Lídia Jorge inaugurou a sessão com um clamor à cidade do Porto, “uma cidade com um fulgor intelectual e cultural imenso” que se encontra num momento de especial crescimento, tanto intelectual como cultural, afirma.

Uma carreira que não era para ser

E como todos têm o seu crescimento intelectual e cultural, Lídia Jorge fala do seu. Uma carreira com mais de 35 anos que nunca pensou que tivesse início. A escritora, licenciada em Filologia Românica, sempre gostou de escrever. Escrevia desde pequena, mas nunca esperou chegar a ser publicada.

Na Faculdade ensinavam-lhe a analisar a arte e a literatura de forma processual, desconstruindo técnicas, quase como “carpintaria”, diz. Essa não era a sua forma de ver a literatura, não se via a escrever com toda essa técnica, todos esses processos. A própria literatura que estudavam era, na sua opinião, muito conceptual, longe do que era o mundo real.

No entanto, Lídia Jorge queria “fazer exatamente o contrário”, escrever sobre o que conhece, sobre o que vive, sobre o que é a realidade. Foi apenas no final de um dos seus trabalhos de tradução que decidiu que estava na altura de entregar também o livro que havia escrito. E assim começou o primeiro de 35 longos anos, conta.

Novas gerações literárias de Portugal

Para além da sua carreira, foi questionada sobre as novas gerações e a sua relação com a política e o próprio país. Ao contrário de muitas opiniões que dizem que os escritores de hoje se envolvem menos em questões políticas porque não se interessam, Lídia Jorge referiu apenas que nem sempre é uma questão de desinteresse, mas sim porque “outras pessoas tomaram esse palco”, refere.

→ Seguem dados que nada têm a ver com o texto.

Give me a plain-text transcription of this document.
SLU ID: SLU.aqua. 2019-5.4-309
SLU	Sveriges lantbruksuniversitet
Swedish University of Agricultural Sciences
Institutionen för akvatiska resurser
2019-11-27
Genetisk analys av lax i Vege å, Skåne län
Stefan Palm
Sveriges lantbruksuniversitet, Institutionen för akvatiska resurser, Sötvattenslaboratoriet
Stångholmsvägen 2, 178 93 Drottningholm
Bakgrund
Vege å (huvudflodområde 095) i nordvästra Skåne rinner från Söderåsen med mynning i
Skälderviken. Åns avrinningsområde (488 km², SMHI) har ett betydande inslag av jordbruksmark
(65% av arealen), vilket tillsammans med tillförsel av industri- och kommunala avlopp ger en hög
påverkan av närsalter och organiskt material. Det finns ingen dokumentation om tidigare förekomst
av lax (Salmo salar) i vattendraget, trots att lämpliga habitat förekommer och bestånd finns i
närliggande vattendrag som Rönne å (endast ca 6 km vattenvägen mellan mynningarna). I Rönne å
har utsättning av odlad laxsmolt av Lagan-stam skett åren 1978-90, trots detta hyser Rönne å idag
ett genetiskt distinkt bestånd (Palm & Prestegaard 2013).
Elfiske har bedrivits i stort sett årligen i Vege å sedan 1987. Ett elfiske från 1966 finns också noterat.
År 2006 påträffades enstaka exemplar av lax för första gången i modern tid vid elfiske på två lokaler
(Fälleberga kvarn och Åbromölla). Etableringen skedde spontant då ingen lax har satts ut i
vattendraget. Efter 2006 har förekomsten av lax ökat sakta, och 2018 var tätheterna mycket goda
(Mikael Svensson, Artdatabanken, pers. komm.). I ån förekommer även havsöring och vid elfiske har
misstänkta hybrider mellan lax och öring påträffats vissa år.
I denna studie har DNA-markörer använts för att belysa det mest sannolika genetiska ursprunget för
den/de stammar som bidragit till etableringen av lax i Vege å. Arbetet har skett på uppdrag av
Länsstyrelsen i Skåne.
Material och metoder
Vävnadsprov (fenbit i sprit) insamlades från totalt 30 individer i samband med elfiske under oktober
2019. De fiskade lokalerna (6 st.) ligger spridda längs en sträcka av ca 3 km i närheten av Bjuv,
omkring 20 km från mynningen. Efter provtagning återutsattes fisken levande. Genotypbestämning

E ainda que concorde que hoje em dia a literatura portuguesa se tenha distanciado do que se passa no país, isso nem sempre se deve, de novo, ao desinteresse, mas sim à maior facilidade de chegar lá fora, a um maior “pé no mundo”, afirma.  Apesar de tudo, para si, ambas são formas válidas de fazer literatura, o que interessa é a capacidade de ficcionar. Contudo, o que vem de um português tem um toque de Portugal, “o mundo não é totalmente uno, ainda há gente diferente”, conclui.

Deus, o Homem e a criação

Por entre leituras e conversa chegou a altura de falar d’”O Organista”, o mais recente livro de Lídia Jorge. Uma fábula sobre o cosmos, a criação do Universo e a própria relação entre Deus e os humanos. Mais do que do livro, perceberam-se as visões de Lídia sobre o mundo. Começou por dizer que sentiu “um insulto pela grandeza do cosmos em relação a nós que pensamos o cosmos”, já que não há escala humana para o representar, afirma.

Afinal, “somos um montinho de ossos cobertos por terra”. Mas para a escritora, aí reside a essência humana, na falta de compreensão: “No dia em que percebermos para onde vai e para onde for, nesse dia não temos mais possibilidade de ser gente”.

Para Lídia Jorge, o ser humano não vai aguentar, caso não haja uma força que consigo se pareça e o entenda, até porque por isso “todas as culturas inventam um totalidade com rosto humano”. “Nós somos carentes por uma espécie de consolo”, afirma. E quando questionada sobre a ignorância do ser humano, prontamente responde: “Continuamos ignorantes do que realmente importa, mas é essa dualidade que mantém a humanidade”.

Quanto ao tema delicado que dá ser a este novo livro acredita apenas que são “banalidades de uma banalidade imensa”. Aqui está o que difere o escritor de todas as outras pessoas. Para Lídia Jorge, o escritor não se recalca, “deixamos que a parte irracional seja vista” independentemente de, na vida diária, o ser humano ser educado para o recalcar, afirma.

“O espírito louco, nós recalcamo-lo, mas todos nós temos espírito louco”, o escritor perde o pudor, “encontramos um instrumento estético que permite validar esse espírito”, conclui.

No final, a convidada Maria João Reynaud, professora universitária, ensaísta e ainda uma figura presente na juventude de Lídia Jorge, teve tempo de comentar a obra da autora, tanto como especialista como amiga, admirando-lhe o ritmo de escrita, de publicação e a subversão presente na sua obra e na sua mensagem.